Teaching Resource Worth Checking Out: Guerrilla Guides to Law Teaching
A new online resource for law teachers seeking to make their teaching more responsive to current social justice movements, called the Guerrilla Guides to Law Teaching, is now available and worth checking out. Amna Akbar, Sameer Ashar, Bill Quigley, and Jocelyn Simonson authored the Guides. In their current form, the Guides set forth four principles for law teaching, and also contain sections tailored to Criminal Law and Clinical Teaching (two courses taught by a number of blog readers).

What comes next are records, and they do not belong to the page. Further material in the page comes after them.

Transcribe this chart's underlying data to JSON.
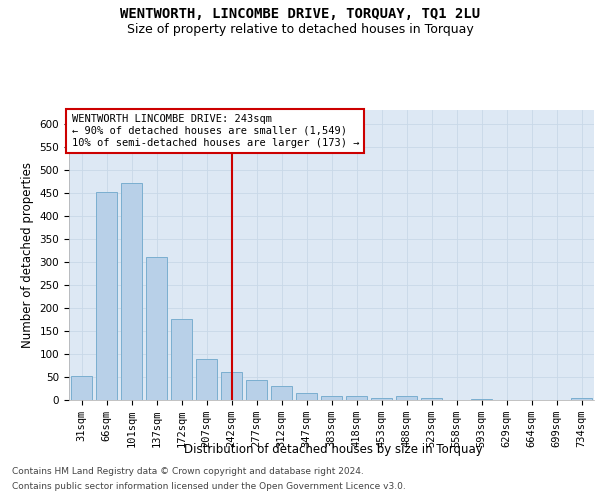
{
  "title": "WENTWORTH, LINCOMBE DRIVE, TORQUAY, TQ1 2LU",
  "subtitle": "Size of property relative to detached houses in Torquay",
  "xlabel": "Distribution of detached houses by size in Torquay",
  "ylabel": "Number of detached properties",
  "categories": [
    "31sqm",
    "66sqm",
    "101sqm",
    "137sqm",
    "172sqm",
    "207sqm",
    "242sqm",
    "277sqm",
    "312sqm",
    "347sqm",
    "383sqm",
    "418sqm",
    "453sqm",
    "488sqm",
    "523sqm",
    "558sqm",
    "593sqm",
    "629sqm",
    "664sqm",
    "699sqm",
    "734sqm"
  ],
  "values": [
    53,
    451,
    471,
    311,
    176,
    90,
    60,
    43,
    31,
    15,
    9,
    9,
    4,
    9,
    5,
    0,
    3,
    1,
    1,
    0,
    4
  ],
  "bar_color": "#b8d0e8",
  "bar_edge_color": "#7aaed0",
  "highlight_index": 6,
  "vline_x": 6,
  "vline_color": "#cc0000",
  "annotation_text": "WENTWORTH LINCOMBE DRIVE: 243sqm\n← 90% of detached houses are smaller (1,549)\n10% of semi-detached houses are larger (173) →",
  "annotation_box_color": "#ffffff",
  "annotation_box_edge": "#cc0000",
  "ylim": [
    0,
    630
  ],
  "yticks": [
    0,
    50,
    100,
    150,
    200,
    250,
    300,
    350,
    400,
    450,
    500,
    550,
    600
  ],
  "grid_color": "#c8d8e8",
  "plot_bg_color": "#dde8f4",
  "fig_bg_color": "#ffffff",
  "footer_line1": "Contains HM Land Registry data © Crown copyright and database right 2024.",
  "footer_line2": "Contains public sector information licensed under the Open Government Licence v3.0.",
  "title_fontsize": 10,
  "subtitle_fontsize": 9,
  "axis_label_fontsize": 8.5,
  "tick_fontsize": 7.5,
  "annotation_fontsize": 7.5,
  "footer_fontsize": 6.5
}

According to the authors, “The Guerrilla Guides to Law Teaching are a collective effort to acknowledge and confront our present “movement moment” within our classrooms. We embrace this moment as an important opportunity to revisit methods and sources of teaching in the legal academy, and to generate creative approaches that break us out of traditional modes of thinking. We approach this project with a sense of urgency given that many of the movements of the day –the Movement for Black Lives, #Not1More, #IdleNoMore, #Fightfor15, Occupy– have at the center of their critique our system of laws. And that those critiques represent long-standing concerns in communities of color and poor communities about law’s violence and inequality. These critiques about law are important, they deserve our attention and scrutiny. They can no longer remain at the periphery of law teaching. We think that critical understanding of how law is enforced–or not–and how legal systems operate differently for differently situated people advances
and motivates law student acquisition of essential legal concepts across fields of study and practice.”
The Guides’ Four Principles are as follows:
“1. Building Solidarities. Collaborate & talk with each other, our students, impacted communities, & organizers about meeting this moment with creativity, community, & an open heart.
2. Advancing Resistance. Bring lived experiences, the material conditions under which people live, & histories of collective resistance of marginalized people into the classroom.
3.Broadening & Deepening Discourse. Name the Politics of Law & Expand the range of discourse in the classroom to include radical & left politics, & the imaginations & critiques of marginalized communities.
4. Radical Interventions. Embolden law teachers to teach, talk, & practice law & lawyering differently.”